尸检取出结肠,结肠片段用于ex-vivo分析。
组织学:环切结肠组织横断面,4%的福尔马林溶液固定,石蜡包埋,根据标准操作规程部分结肠用于H&E染色,病理学家通过blinding way 的方式进行形态学评分。
在肠道固有层有炎性细胞数量的增多记1分,炎性细胞汇集于粘膜下层记2分,透壁性浸润记3分。

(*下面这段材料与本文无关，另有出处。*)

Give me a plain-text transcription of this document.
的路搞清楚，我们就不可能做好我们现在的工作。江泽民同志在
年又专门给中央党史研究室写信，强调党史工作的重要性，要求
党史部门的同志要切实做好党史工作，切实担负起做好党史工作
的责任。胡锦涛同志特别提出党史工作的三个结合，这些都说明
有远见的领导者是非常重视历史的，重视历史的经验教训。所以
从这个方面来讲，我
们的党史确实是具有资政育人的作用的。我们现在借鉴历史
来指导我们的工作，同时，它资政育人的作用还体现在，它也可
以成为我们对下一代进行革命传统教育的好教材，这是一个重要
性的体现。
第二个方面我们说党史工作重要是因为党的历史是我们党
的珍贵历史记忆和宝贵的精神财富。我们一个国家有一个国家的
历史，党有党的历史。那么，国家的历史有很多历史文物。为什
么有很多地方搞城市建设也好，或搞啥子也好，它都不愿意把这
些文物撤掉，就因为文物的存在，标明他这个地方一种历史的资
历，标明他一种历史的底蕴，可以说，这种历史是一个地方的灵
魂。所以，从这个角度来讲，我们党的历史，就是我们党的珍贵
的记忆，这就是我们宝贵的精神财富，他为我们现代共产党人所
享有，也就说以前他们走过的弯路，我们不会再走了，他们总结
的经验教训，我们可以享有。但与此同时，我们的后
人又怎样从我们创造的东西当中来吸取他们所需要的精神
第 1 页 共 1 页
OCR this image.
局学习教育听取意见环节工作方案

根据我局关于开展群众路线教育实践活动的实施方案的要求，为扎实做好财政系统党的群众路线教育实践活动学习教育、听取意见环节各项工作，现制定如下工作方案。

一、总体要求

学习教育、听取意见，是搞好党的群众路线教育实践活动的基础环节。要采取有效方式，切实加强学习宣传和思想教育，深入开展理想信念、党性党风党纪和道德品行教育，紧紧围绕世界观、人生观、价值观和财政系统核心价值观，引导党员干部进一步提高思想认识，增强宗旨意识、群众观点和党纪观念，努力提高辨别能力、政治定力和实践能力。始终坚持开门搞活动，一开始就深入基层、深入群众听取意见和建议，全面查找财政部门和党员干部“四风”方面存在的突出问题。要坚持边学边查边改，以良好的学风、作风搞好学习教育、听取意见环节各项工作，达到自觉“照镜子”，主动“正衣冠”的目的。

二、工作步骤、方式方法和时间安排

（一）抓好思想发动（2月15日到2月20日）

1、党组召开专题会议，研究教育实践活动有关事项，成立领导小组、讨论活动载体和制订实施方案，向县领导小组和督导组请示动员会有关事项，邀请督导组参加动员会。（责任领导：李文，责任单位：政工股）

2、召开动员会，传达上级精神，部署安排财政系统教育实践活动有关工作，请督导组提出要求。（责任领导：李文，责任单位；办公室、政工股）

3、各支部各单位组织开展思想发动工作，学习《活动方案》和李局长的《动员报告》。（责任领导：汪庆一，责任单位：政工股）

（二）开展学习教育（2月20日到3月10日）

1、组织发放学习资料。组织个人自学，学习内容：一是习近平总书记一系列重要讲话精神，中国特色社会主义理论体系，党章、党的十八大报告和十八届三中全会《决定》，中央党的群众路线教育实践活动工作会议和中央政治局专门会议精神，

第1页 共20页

对于组织损伤:离散的粘膜上皮损伤记1分,粘膜侵蚀记2分,深度的粘膜损伤或深度的肠壁结构的受损记3分。
这两种等权重的评分方式(细胞浸润和组织损伤)加在一起,结肠组织学病理严重程度的评分从0分到6分。
体外分析结肠组织中的细胞因子(Ex vivo analysis of colonic cytokines)结肠用机械方法进行压碎,200μl组织蛋白提取试剂中涡旋1分钟,用液氮冷冻。
4℃条件下10000g离心15min匀浆液。
提取总蛋白用BioRad 蛋白试剂进行定量。
结肠匀浆中的IFN-γ,IL-1β和TNFα用ELISA的方法进行定量。
mRNA的提取和逆转录PCR(mRNA extraction and reverse transcription-PCR,RT-PCR)结肠组织用PBS冲洗干净,用液氮迅速冷冻,并存储在-70℃条件下。
匀浆组织中总的RNA 用Vltra Turrax 仪器和Roche总RNA组织提出试剂盒提取获得。